Sterczewski o krytyce ze strony koalicji. "To jest ten moment próby"
Polscy uczestnicy flotylli humanitarnej do Strefy Gazy, w tym poseł KO Franciszek Sterczewski, w środę wylądowali na lotnisku Chopina w Warszawie. Znajdowali się oni w grupie ponad 470 osób z 47 państw biorących udział w Globalnej Flotylli Sumud, która została przechwycona przez izraelską marynarkę wojenną.
O to, jaki był cel udziału w tej flotylli, zapytał w programie "Tłit" WP Patryk Michalski Franciszka Sterczewskiego.
- Naszym podstawowym celem było oczywiście przełamanie nielegalnej blokady Strefy Gazy, ale - jak wiemy, zostaliśmy nielegalnie zatrzymani na wodach międzynarodowych przez siły okupacyjne Izraela - powiedział, dodając, że oprócz tego celem było też przełamanie blokady informacyjnej. Na pytanie o to, czy była to misja humanitarna, czy misja polityczna, odpowiedział, że "jedno i drugie". Przekazał, że oprócz niego w misji brali udział inni politycy z Europy i z innych części świata.

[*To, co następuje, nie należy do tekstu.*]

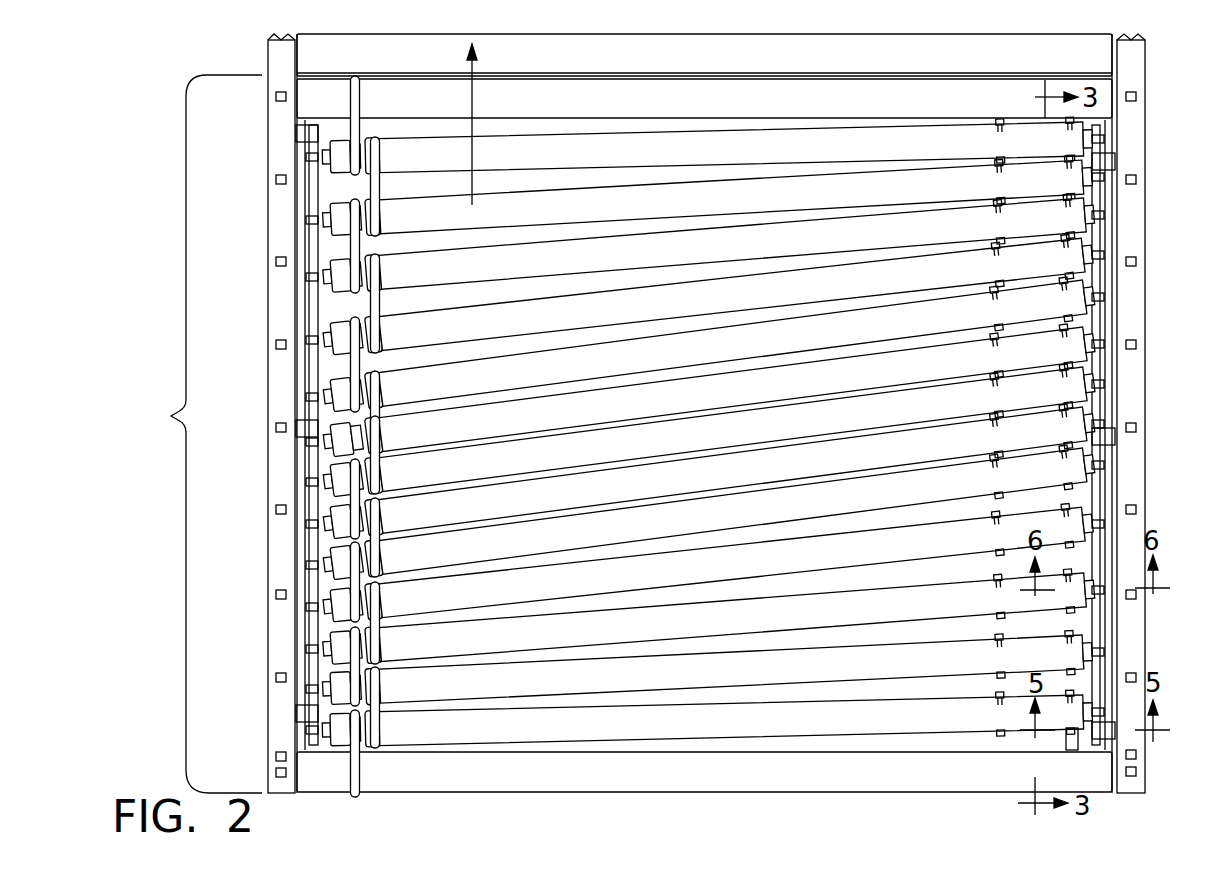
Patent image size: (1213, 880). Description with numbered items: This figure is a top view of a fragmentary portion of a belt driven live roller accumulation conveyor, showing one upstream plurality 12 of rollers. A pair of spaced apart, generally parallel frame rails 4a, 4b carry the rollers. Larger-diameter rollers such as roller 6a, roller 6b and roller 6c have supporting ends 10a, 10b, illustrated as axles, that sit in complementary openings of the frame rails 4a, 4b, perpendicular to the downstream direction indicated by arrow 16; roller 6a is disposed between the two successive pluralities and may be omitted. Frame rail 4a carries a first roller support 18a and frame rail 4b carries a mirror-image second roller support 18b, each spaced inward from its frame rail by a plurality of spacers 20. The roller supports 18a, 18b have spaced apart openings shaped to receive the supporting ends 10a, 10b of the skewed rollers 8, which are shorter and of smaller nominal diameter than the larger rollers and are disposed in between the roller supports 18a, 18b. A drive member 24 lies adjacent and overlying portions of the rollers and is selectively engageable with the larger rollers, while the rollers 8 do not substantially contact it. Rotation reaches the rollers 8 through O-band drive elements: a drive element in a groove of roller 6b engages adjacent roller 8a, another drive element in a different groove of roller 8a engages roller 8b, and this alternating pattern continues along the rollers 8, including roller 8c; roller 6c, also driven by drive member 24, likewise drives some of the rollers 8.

- To jest jasne, że to nie jest jakaś tam katastrofa humanitarna w wyniku jakiegoś kataklizmu, tylko regularne ludobójstwo, które można zatrzymać tylko działalnością polityczną, presją rządów, a rządy to jest polityka, a nie misja humanitarna.
Dopytywany o krytykę jego działań ze strony polityków koalicji rządzącej, Sterczewski przekazał: - Uważam, że naszą rolą jest bronić praw człowieka i też być wiarygodnymi, ponieważ jeżeli idziemy do wyborów i bronimy praworządności, krytykujemy PiS, że łamał prawa człowieka, to to jest ten moment próby, żeby pokazać, że te słowa nie są pustym sloganem z ulotki, tylko że potrafimy zamienić je w czyn.